Il serait plus que tentant de s’aventurer et de se perdre dans les méandres de la fièvre casablancaise. Heureusement, il existe un véritable guide, répondant au charmant nom de Malca.

Après un premier EP intitulé « She Gets Too High » encensé par la presse en 2015, le jeune marocain revient avec une proposition toute en dualité une fois de plus, entre l’Orient et l’Occident, entre le chaabi traditionnel et l’électro-pop. Ayant grandi à Casablanca et vivant désormais à Paris, Malca a su s’inspirer dès son plus jeune âge de ces deux mondes pour créer cette musique hybride qui le caractérise désormais plus que quiconque. Ce deuxième EP remet en lumière les sujets qu’il abordait déjà, avec une touche plus sensuelle, et un accent sur le cri de liberté que sa génération ne demande qu’à pousser. Ils ont des envies, des espoirs, des nouveaux codes car ils sont les premiers à avoir réellement grandi avec internet, mais aussi des frustrations dues au poids que la société marocaine continue à exercer sur eux. Casablanca Jungle EP retrace donc ce que ressent cette jeunesse marocaine, en musique populaire et branchée, faussement kitsch et hype à la fois.

L’EP s’ouvre sur le titre Casablanca Jungle, deuxième single sorti en amont. A l’image de son clip, ce titre est un portrait franc et juste de la génération dont il est issu. Oui, les jeunes casablancais veulent faire la fête en TN et apprendre aux filles à devenir des stunters. Un morceau véritablement entraînant et porteur d’espoir, contrairement au reste de l’EP qui révèle un côté plus sombre.

En effet, Shalom, qui signifie « paix » en hébreu, relate une histoire d’amour interreligieuse impossible avec, semble-t-il, un/e juif/ve. Un morceau plus doux, portant néanmoins un refrain des plus puissants par sa revendication pacifique mêlée au désespoir de ne pas pouvoir réaliser ses désirs.

Vient ensuite Ya Layli, qui rappelle alors un doux souvenir.
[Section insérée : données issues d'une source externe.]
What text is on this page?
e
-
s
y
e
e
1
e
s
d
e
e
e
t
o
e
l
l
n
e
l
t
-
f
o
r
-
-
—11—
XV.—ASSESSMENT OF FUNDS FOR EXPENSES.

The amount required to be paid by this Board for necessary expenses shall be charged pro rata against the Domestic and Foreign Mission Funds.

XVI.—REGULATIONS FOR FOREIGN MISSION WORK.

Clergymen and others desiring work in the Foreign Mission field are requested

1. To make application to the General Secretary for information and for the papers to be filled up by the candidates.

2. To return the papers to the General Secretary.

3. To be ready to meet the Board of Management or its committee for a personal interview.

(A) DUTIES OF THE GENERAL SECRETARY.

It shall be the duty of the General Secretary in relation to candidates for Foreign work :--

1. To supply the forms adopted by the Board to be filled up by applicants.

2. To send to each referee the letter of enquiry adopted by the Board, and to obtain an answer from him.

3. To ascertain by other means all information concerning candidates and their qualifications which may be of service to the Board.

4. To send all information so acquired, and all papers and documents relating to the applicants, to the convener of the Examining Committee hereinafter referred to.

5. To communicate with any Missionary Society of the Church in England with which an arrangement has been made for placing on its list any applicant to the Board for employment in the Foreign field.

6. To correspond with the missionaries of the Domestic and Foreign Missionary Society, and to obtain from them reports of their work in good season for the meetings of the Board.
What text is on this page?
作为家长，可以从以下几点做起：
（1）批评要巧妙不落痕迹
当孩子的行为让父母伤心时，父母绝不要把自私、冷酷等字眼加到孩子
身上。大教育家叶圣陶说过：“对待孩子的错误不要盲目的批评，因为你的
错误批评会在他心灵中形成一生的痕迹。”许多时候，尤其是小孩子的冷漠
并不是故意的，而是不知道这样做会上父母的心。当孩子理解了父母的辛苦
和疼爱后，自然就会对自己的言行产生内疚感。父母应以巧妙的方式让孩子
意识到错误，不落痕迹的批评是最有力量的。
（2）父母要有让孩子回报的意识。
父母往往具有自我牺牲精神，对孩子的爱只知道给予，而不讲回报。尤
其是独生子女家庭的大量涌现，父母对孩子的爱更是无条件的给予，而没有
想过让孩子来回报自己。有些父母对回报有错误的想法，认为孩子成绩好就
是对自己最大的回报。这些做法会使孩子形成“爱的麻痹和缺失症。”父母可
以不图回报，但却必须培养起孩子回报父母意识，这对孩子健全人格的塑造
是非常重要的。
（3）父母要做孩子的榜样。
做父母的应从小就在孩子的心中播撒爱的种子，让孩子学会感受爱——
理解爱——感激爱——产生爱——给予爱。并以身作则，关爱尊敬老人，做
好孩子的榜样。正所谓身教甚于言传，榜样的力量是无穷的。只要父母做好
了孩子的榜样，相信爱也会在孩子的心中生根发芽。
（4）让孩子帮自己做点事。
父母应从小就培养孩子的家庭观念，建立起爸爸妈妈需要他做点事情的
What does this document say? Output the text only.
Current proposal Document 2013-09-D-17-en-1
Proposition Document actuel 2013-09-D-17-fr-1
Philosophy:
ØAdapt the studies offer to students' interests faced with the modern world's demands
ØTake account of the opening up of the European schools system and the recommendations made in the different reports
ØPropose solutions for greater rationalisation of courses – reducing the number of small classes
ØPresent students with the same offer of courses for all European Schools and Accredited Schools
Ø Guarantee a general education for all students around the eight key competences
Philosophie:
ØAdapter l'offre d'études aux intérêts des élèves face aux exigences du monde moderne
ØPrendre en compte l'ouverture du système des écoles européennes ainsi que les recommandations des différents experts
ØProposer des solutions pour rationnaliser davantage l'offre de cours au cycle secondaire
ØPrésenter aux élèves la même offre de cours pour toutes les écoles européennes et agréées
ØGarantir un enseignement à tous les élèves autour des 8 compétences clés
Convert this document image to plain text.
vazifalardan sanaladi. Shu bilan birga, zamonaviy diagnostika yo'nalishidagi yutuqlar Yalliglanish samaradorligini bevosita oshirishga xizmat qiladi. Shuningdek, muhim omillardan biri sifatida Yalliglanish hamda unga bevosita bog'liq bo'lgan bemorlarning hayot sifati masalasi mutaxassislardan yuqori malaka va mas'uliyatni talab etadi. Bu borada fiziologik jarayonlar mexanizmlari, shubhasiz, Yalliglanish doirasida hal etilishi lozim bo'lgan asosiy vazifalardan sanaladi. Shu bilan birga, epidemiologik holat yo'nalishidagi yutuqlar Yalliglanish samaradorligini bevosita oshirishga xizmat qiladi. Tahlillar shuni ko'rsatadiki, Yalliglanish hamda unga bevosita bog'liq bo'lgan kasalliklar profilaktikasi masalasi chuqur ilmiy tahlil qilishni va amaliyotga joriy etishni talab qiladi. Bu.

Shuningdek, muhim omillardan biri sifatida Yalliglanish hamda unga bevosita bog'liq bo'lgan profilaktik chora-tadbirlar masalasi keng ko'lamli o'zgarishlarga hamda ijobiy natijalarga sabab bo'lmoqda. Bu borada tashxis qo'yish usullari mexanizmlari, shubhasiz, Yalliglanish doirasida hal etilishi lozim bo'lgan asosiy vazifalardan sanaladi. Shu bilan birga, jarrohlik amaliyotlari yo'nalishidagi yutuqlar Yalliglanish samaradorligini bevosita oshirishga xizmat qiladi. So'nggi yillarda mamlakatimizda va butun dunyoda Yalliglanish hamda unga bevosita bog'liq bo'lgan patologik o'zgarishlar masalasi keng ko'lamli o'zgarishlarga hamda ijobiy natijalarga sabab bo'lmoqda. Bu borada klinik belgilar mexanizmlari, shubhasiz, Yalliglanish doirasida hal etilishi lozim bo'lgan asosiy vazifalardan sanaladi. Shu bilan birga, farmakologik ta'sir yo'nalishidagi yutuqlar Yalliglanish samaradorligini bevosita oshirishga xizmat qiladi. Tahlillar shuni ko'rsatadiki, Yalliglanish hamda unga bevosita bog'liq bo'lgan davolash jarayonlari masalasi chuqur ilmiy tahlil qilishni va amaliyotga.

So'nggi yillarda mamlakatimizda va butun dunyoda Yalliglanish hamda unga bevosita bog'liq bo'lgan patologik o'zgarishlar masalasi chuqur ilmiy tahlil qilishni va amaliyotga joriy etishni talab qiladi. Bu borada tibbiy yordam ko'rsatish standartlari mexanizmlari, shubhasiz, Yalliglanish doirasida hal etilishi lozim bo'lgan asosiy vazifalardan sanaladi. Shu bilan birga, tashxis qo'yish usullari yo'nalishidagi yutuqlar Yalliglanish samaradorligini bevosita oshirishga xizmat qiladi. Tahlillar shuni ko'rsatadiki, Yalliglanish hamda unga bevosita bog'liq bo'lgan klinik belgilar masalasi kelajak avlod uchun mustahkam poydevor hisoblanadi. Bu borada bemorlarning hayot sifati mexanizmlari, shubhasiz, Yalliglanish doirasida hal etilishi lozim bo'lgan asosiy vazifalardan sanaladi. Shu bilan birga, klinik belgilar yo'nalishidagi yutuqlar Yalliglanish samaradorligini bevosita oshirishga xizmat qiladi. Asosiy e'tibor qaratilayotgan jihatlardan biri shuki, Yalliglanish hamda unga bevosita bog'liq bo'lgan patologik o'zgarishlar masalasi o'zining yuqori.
Il s’agit du premier single de cet EP dont Malca avait dévoilé le clip en juin 2016. L’œuvre auditive et visuelle représente le paradoxe Orient/Occident dans une subtilité vraiment remarquable. Il expliquait dans une interview pour les Inrocks Lab il y a un an s’être inspiré d’un sample rythmique de « Batwanis Beek » de Warda, permettant de relier la féminité du titre au romantisme, attribut indissociable de la musique marocaine traditionnelle. Ya Layli signifiant « ô ma nuit », il s’agit là d’une expression délicate et sincère de la complexité des sentiments qu’il éprouve.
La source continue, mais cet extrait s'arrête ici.